The car accident that had killed his father and crippled his mother was a turning point in young William Dremmel’s life. It had certainly changed his relationship with his mother.

She reached out silently with her long fingers for the bowl of soup. Almost the identical meal she had every night.

Dremmel turned to leave, but she said, “Sit down a minute. I haven’t seen you today.”

He plopped into the padded folding chair next to her messy queen-size bed, where half-finished crossword puzzles littered the comforter.

“Are you alone tonight?”

He nodded.

“No date?”

“Lee Ann and I broke up.”

His mother frowned. “I wanted to meet her too.”

“You would’ve liked her.”

“What was she like?”

He couldn’t contain his smile when he answered. “She was real quiet.”

Six

It was early, too damn early for a meeting, but this was what he wanted. At least he thought this was what he wanted. Shit.

Detective John Stallings sat in front of the lieutenant’s desk with his mouth shut and his eyes on the senior officer in the room. He didn’t like the idea of Tony Mazzetti and a young female homicide detective sitting out of his line of sight, but that’s how it shook out when he walked into Lieutenant Hester’s plush office with a view of a new condo going up across the street. One of the detective sergeants sat next to him. The regular homicide sergeant, a stand-up guy named McAfee, had just retired, and this was a nervous temporary admin sergeant from computer crime.

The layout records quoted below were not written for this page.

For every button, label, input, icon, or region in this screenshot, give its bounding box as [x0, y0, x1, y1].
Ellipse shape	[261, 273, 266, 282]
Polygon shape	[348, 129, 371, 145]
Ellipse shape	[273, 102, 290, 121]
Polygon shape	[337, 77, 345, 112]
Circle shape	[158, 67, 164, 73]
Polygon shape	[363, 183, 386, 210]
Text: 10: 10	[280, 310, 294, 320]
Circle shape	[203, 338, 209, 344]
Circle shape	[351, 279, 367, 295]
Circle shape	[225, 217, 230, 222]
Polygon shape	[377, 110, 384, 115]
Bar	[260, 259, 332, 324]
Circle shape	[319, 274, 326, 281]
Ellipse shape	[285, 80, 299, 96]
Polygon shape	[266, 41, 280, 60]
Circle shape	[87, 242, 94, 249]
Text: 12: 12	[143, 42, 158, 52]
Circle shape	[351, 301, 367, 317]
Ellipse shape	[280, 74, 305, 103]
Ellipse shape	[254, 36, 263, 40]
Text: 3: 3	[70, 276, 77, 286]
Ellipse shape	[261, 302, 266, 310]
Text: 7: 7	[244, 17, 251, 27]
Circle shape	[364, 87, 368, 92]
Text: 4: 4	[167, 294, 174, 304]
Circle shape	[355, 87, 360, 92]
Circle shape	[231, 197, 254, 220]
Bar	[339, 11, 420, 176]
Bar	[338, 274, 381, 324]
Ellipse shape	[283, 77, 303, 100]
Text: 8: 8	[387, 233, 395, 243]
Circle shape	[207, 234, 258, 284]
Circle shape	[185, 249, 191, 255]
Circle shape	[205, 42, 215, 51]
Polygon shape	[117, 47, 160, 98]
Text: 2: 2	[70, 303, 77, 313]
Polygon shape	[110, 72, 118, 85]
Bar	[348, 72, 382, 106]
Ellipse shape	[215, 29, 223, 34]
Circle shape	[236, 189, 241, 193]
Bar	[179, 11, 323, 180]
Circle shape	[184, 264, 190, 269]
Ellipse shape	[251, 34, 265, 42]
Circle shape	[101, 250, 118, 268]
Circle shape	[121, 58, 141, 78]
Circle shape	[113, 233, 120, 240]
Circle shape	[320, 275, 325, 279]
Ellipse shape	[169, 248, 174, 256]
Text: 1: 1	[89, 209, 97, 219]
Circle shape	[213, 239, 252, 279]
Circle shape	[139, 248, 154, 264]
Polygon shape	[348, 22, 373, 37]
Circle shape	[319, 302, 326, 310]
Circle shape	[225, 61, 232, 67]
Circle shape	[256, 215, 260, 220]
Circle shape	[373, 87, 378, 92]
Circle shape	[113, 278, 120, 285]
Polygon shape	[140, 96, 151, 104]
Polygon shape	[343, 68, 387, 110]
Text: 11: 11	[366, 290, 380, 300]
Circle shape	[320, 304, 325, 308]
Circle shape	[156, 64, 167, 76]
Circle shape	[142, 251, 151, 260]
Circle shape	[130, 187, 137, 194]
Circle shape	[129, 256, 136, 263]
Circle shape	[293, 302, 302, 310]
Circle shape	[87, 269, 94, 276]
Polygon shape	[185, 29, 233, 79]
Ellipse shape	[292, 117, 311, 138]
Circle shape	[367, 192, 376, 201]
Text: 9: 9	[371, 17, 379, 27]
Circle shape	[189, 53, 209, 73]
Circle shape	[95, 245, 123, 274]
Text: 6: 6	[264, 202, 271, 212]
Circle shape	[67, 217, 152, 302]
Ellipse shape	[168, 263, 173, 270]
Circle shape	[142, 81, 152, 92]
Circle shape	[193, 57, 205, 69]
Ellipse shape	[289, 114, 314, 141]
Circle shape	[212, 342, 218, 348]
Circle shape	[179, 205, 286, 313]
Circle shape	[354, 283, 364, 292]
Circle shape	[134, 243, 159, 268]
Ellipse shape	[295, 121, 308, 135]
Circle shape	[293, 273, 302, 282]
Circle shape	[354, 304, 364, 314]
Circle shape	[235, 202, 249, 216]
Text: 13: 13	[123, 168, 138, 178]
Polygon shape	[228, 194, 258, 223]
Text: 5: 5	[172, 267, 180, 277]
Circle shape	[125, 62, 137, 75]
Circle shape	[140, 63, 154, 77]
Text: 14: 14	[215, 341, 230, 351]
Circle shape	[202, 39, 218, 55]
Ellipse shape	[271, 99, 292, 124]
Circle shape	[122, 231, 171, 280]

Rita Hester stepped from behind her wide oak desk and sat on it directly in front of Stallings, folded her considerable arms, and leveled a gaze at him.

“This is what you wanted, Stall. You’re on the case. In fact, we’re setting up a task force to find this killer.”

“A task force for a single homicide? Why the fire-power?”

The lieutenant’s eyes flicked over to the sergeant, then back to Stallings. “It may not be so simple.” Her voice steady and calm.

“How so?”

“This is the second victim in a suitcase in thirty-five days.”

“What? I never even heard about the other one.”

The fact that no one in the room said anything told Stallings that someone had fucked up. From behind him, Mazzetti chimed in. “We thought the first one was an overdose. No big deal. You know how it is.”

Stallings didn’t bother turning to face him. “You claimed a body inside a suitcase was an accidental overdose? No, Tony, I don’t have any idea how something like that is. I know that helps the clearance rate, but it sure fucks up everything else.”

The pudgy computer crime sergeant turned and said, “Stall, she was naked with no ID. We honestly thought she had overdosed in a drug house and someone decided to dispose of her in the bag. There was no sign of trauma, and she had Oxycontin in her system. A lot of it.”